Sarah Eckinger

The Energy Studies Program continues to grow, increasing both its course offerings and admitted class size.

The Energy Studies Program was originally launched under the Yale Climate & Energy Institute. After the YCEI’s closing last June due to a lack of funding, the program — now in its fourth year — was incorporated into the Department of Geology and Geophysics. There are currently 99 students enrolled, and the latest admissions cycle, which ended in December, saw the highest admitted class in program history, with 36 students.

“[The program] provides an opportunity for Yale College students to engage in the broader energy community at Yale and develop a solid expertise in energy issues to prepare them for careers in the new energy economy,” said Kenneth Gillingham, an economics professor and a member of the faculty advisory committee for the program.

Michael Oristaglio GRD ’74, the program’s founding director and a researcher in the Department of Geology and Geophysics, attributed the increased interest to changes in the application procedure. According to Oristaglio, all four multidisciplinary academic programs — Energy Studies, Education Studies, Global Health Studies and Human Rights — coordinated the timing of the applications for the first time this year. Energy Studies previously publicized and opened its application in the spring semester, while most programs did so in the fall, Oristaglio added.

Josh Swerdlow ’19, a student enrolled in the program, said he decided to apply after November’s presidential election.

“I had always felt interested in green energy, but felt a lot more motivated to do something about it knowing the government probably wasn’t going to do what I felt was right,” he said.

The ongoing interest in the program also stems from the fact that energy, as Nobel laureate Richard Smalley put it, is “the most important issue facing humanity,” according to Gary Brudvig, director of the Yale Energy Sciences Institute, professor of chemistry and a member of the faculty advisory committee for the program.

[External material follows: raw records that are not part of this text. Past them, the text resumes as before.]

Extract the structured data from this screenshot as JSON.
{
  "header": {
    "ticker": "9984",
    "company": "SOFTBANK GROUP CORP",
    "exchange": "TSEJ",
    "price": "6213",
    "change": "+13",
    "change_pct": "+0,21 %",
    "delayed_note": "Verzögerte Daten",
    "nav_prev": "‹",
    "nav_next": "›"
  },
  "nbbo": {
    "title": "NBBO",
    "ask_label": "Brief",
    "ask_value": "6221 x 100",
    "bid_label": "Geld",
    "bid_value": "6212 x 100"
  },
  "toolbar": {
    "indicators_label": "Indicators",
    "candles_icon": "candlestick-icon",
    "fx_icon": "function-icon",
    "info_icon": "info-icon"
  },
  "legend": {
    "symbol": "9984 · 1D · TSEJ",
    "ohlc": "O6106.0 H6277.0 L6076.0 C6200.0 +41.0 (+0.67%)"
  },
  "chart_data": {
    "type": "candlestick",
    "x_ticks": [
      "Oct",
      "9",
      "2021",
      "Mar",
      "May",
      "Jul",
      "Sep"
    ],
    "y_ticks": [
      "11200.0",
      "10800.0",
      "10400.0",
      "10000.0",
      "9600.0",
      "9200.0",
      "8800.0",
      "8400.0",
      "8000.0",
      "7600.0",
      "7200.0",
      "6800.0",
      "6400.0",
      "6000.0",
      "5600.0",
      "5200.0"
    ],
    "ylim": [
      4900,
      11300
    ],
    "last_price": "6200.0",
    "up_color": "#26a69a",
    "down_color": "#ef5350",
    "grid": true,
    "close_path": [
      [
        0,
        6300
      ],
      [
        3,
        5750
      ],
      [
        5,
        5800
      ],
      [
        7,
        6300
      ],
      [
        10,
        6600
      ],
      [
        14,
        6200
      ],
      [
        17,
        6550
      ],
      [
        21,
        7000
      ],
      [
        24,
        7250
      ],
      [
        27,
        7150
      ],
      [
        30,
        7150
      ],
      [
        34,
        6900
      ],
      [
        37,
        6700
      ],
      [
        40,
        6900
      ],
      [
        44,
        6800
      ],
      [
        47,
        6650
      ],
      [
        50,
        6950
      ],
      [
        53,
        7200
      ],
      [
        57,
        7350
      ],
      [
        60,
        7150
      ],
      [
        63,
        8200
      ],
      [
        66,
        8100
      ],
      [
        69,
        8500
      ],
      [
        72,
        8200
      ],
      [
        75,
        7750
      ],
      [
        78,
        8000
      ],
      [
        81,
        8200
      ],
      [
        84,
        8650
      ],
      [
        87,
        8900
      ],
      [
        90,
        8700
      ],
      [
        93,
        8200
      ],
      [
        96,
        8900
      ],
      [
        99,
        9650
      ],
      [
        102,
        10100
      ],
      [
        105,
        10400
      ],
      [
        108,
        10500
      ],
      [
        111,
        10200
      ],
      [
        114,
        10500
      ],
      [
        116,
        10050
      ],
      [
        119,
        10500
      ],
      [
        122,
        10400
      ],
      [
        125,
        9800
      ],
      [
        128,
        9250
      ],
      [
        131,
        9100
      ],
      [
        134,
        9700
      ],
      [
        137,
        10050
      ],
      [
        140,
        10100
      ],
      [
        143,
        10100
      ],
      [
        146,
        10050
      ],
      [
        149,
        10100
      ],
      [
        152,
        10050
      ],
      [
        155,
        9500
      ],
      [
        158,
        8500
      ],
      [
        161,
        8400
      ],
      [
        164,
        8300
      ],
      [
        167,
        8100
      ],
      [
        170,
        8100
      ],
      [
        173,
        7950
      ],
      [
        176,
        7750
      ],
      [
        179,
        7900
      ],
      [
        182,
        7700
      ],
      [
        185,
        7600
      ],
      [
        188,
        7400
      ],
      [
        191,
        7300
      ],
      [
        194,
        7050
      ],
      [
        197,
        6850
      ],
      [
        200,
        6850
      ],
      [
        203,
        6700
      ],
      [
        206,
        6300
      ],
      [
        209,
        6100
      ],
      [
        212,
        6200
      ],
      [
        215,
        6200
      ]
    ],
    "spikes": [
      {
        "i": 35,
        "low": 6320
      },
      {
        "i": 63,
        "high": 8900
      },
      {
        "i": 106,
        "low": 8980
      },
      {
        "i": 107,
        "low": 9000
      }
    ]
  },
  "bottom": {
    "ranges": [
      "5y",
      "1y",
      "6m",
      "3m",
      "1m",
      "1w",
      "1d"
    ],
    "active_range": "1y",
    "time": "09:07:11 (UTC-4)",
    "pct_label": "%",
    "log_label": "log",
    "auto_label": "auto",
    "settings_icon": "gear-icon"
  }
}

Eric Esposito ’17, a student representative for the program, concurred, saying that growing interest in the program may be due to students seeing the importance of energy systems in their everyday lives.

Daniel Prober, physics professor and a member of the program’s faculty advisory committee, pointed out that Yale has made significant progress in energy and sustainability. For example, Prober said, the discipline of energy physics and combustion science originated at Yale. The University has been constructing “green” buildings in the past 25 years, he added, including Kroon Hall and the University’s cogeneration power plant.

“Viewing these gems, and understanding their advances, is important learning — especially for a typical Yale nonscience major,” he said. “The challenges are huge, and actually knowing something real is the only way to move forward.”

Energy Studies offers three tracks: Energy Science and Technology; Energy and the Environment; and Energy and Society. Every student has to take at least one course in each, plus three more electives in the chosen path, in addition to a senior capstone project.

Moreover, starting this year, students are also expected to take the program’s gateway course, “Energy Technology and Society,” which used to be optional. Oristaglio said the change came in response to survey results from the program’s first two graduating classes, which indicated that students wanted a chance to get together from the very beginning of the program.

“We have done an exit seminar where we get them together at the end,” he said. “But we felt it was even better to get them together at the start, so they get to know each other.”

According to Oristaglio, students are also encouraged to take a climate science course from the Energy and the Environment track as their required class, and most students do. The track saw an increase in offerings in climate science courses this year, which have been very popular, he added.

Esposito highlighted that the program offers a chance to work with Casey Pickett SOM ’10 FES ’10, the director of Yale’s Carbon Charge Project, on a variety of new projects beginning in July.

“The curriculum provided me with the necessary foundation in technical energy science to evaluate energy policy and environmental questions,” Esposito said. “More, now than ever, the Energy Studies program is important in order to develop critical thinkers with multidisciplinary backgrounds.”

Swerdlow added that the program is a good way for those who care about the environment and energy usage to study the topics while maintaining their primary academic interests and majoring in something unrelated. He added that stopping climate change will be easier if more people are both aware of its existence and how to manage it.

The program’s first class included nine students.